SPRING, 2014


Leveraged Buyouts: The Full Story

by Terry Kosdrosky

New research by Professor Kyle Handley shows there's more to private equity buyouts than the headlines.

Private equity leveraged buyouts took a beating during the 2012 presidential campaign — at the expense of Republican candidate and former Bain Capital CEO Mitt Romney — but the slings were nothing new. Leveraged buyouts, or LBOs, have often been blamed for unemployment and excessive levels of corporate debt. But U-M Ross Professor Kyle Handley suspected there was more to the story, and his new research digs deeper to get the full picture. LBOs can be dramatic and traumatic — with painful layoffs, plant closures, and major transitions. However, Handley's new research shows that there is another side to the LBO story, including evidence of job creation, acquisitions, and productivity gains. Handley and his co-authors put together a multitude of data in a new way to give a more nuanced view of the economic effects of LBOs. In the end, what they discovered can better inform both policymakers and those in the industry.

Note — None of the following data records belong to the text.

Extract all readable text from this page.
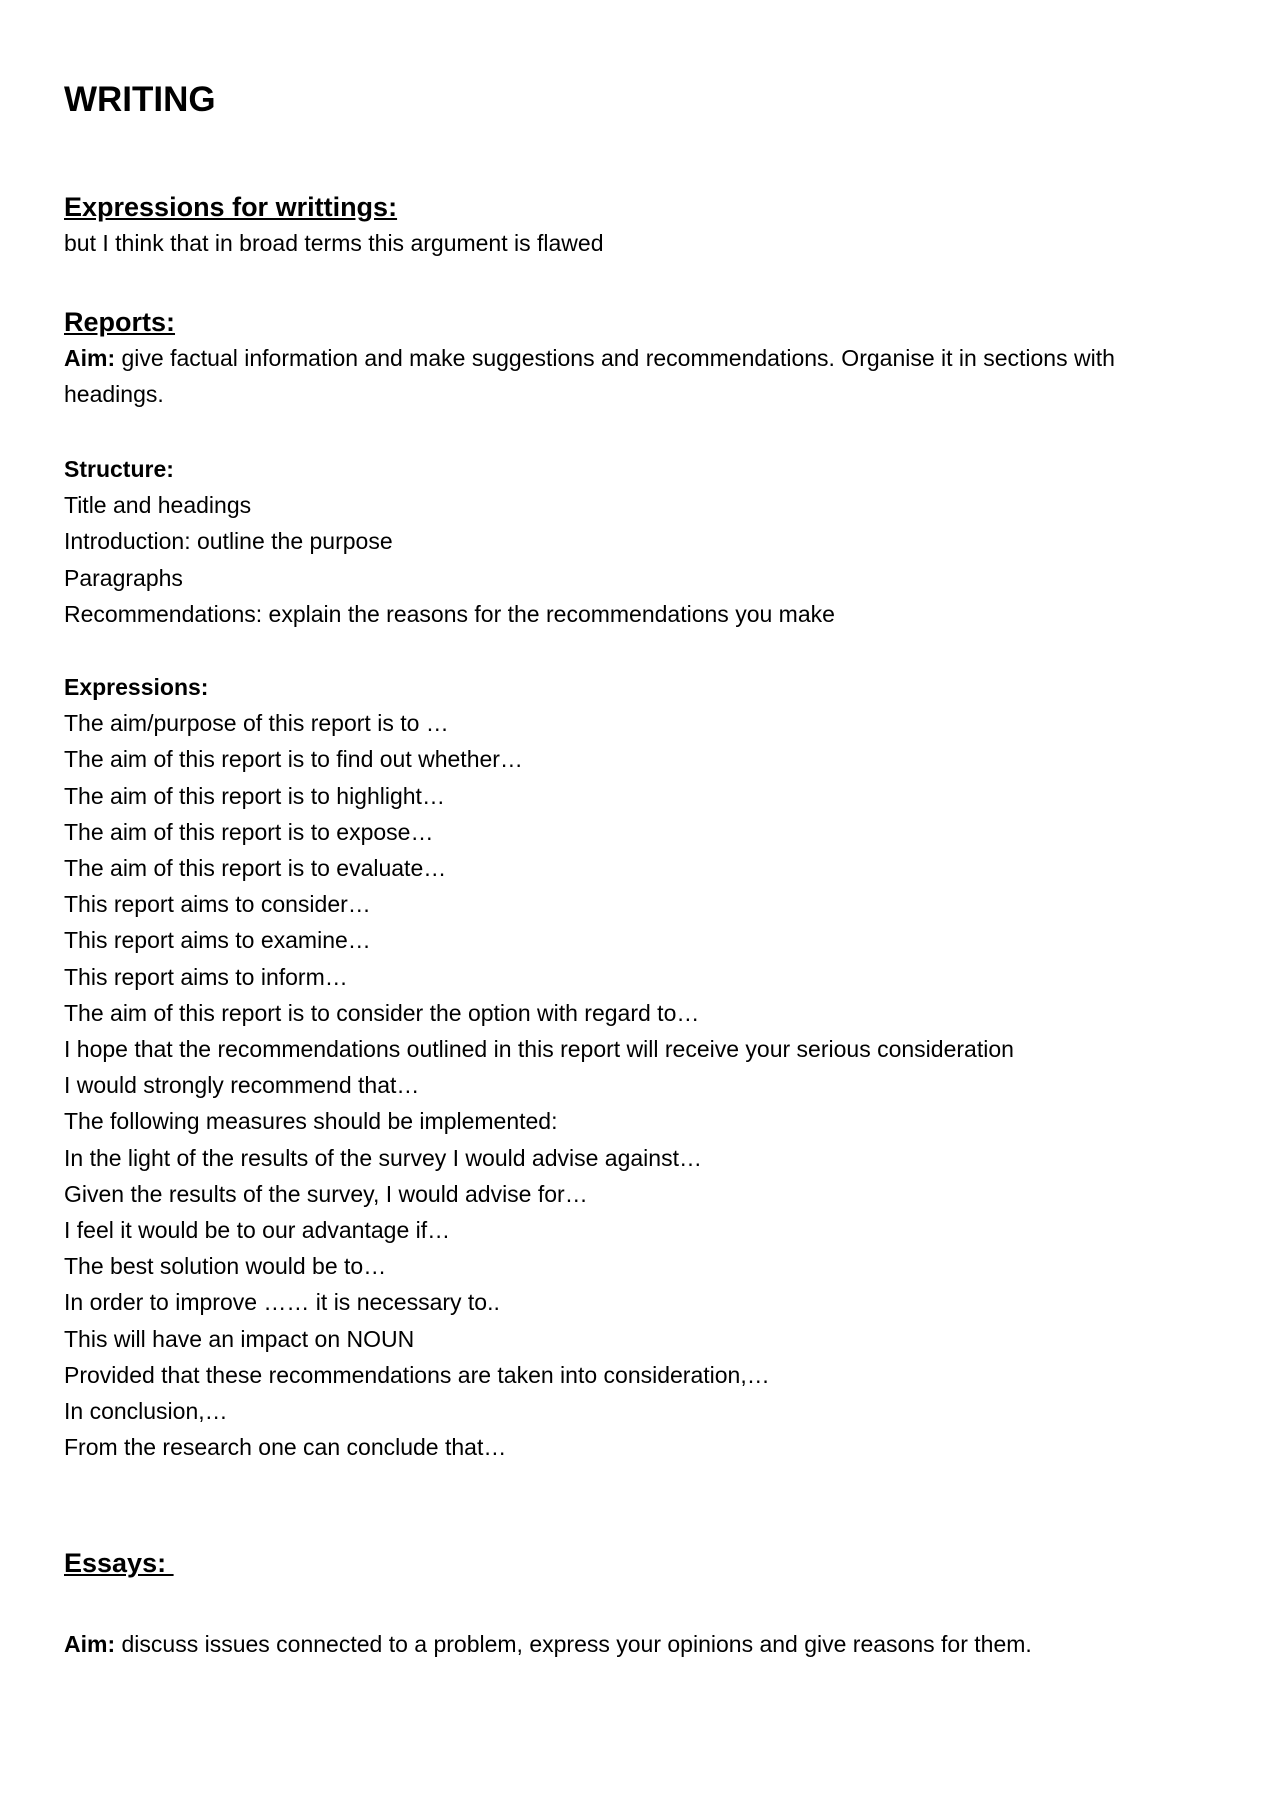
WRITING
Expressions for writtings:

but I think that in broad terms this argument is flawed

Reports:

Aim: give factual information and make suggestions and recommendations. Organise it in sections with headings.

Structure:

Title and headings
Introduction: outline the purpose
Paragraphs
Recommendations: explain the reasons for the recommendations you make

Expressions:

The aim/purpose of this report is to …
The aim of this report is to find out whether…
The aim of this report is to highlight…
The aim of this report is to expose…
The aim of this report is to evaluate…
This report aims to consider…
This report aims to examine…
This report aims to inform…
The aim of this report is to consider the option with regard to…
I hope that the recommendations outlined in this report will receive your serious consideration
I would strongly recommend that…
The following measures should be implemented:
In the light of the results of the survey I would advise against…
Given the results of the survey, I would advise for…
I feel it would be to our advantage if…
The best solution would be to…
In order to improve …… it is necessary to..
This will have an impact on NOUN
Provided that these recommendations are taken into consideration,…
In conclusion,…
From the research one can conclude that…
Essays:

Aim: discuss issues connected to a problem, express your opinions and give reasons for them.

“Until now, it's been really difficult to estimate the true effect of these leveraged buyouts by private equity firms,” says Handley, assistant professor of business economics. “There's no question they tend to cut jobs, but they also open new operations. So unless you look at both of those things relative to a control group, you're not looking at the net effect.”

Handley was joined in researching the paper “Private Equity, Jobs, and Productivity” by Steven J. Davis of the University of Chicago's Booth School of Business, John C. Haltiwanger of the University of Maryland, Josh Lerner of Harvard Business School, and Ron S. Jarmin and Javier Miranda of the U.S. Bureau of the Census Center for Economic Studies. The paper has been accepted for publication in The American Economic Review.

A Deeper Dive

Besides anecdotal evidence, past attempts to study the phenomenon used surveys, didn't have control groups, or didn't always distinguish between companies backed by venture capital and by private equity. It also was hard to disentangle pre- and post-acquisition data. Handley and his co-authors overcame that by using U.S. Census Bureau data that tracks employment and earnings before and after buyouts at specific locations. They also used the Annual Survey of Manufacturers and the Census of Manufacturers to measure firm performance, such as labor productivity. They use data from Capital IQ and others to track private equity deals. They only looked at deals where private equity firms took a controlling stake in a company. Venture capital deals and management-led buyouts were excluded. The key was creating a control group of companies so they could estimate what would have happened at LBO companies had they not been bought out. The large number of firms and location-specific employment data the authors used allowed them to compare buyout targets matched to a set of control companies that were in the same industry, the same age, and the same size prior to the buyout. After controlling for these characteristics, they tracked the difference in concurrent changes at both groups. “You really need to know what would have happened to the company in the absence of a buyout to get any sense of the true effect,” he says.

The Net Effect

There's no doubt that private equity funds, in general, make fast changes when they take over a company and some of those changes are painful. Operations shut down and people lose jobs. Indeed, Handley's study found more job loss – 3 percent more over two years – at individual establishments, say a factory or plant, for bought-out companies compared to the control group. At five years out, that grows to 6 percent. But those same LBO target companies created more “greenfield” jobs – 2 percent more – in new locations than the control group. The numbers indicate private equity buyouts are a catalyst for creative destruction. Bought-out firms also are more active in making acquisitions and sales and see more gains in productivity than the control group. Since low performing operations may be shut down at the same time that a firm expands employment elsewhere, it's important to account for the total employment change at the firmlevel. Summing across each firm's entire operation, the study says the difference in job loss between LBO firms and control group firms is less than 1 percent. The study only follows firms for two years after a buyout because numerous ownership changes over longer horizons would narrow the sample size and make comparisons more difficult, a constraint not imposed on the establishment analysis.

“Private equity firms come in with capital and do things the previous management wouldn't do, or didn't have the know-how or resources to do,” he says. “There's a lot of activity in a short amount of time and some of it cuts jobs, and some of it creates jobs. There's a lot going on and not all of it is captured anecdotally.”

The new research shows some of the arguments for and against leveraged buyouts may be simplistic, and that policymakers and practitioners should take a wider view.

“I think in some respects the leveraged buyout industry has gotten a bad rap because when they do shut-down operations — and the effects on the people laid off are stark and real — it's front-page news,” Handley says. “But everything else that leads to the aggregate effect — opening a new plant someplace else in the country or making acquisitions — isn't in the news.” “My conclusion is that it's not causing substantial employment loss when you look at the net effect.”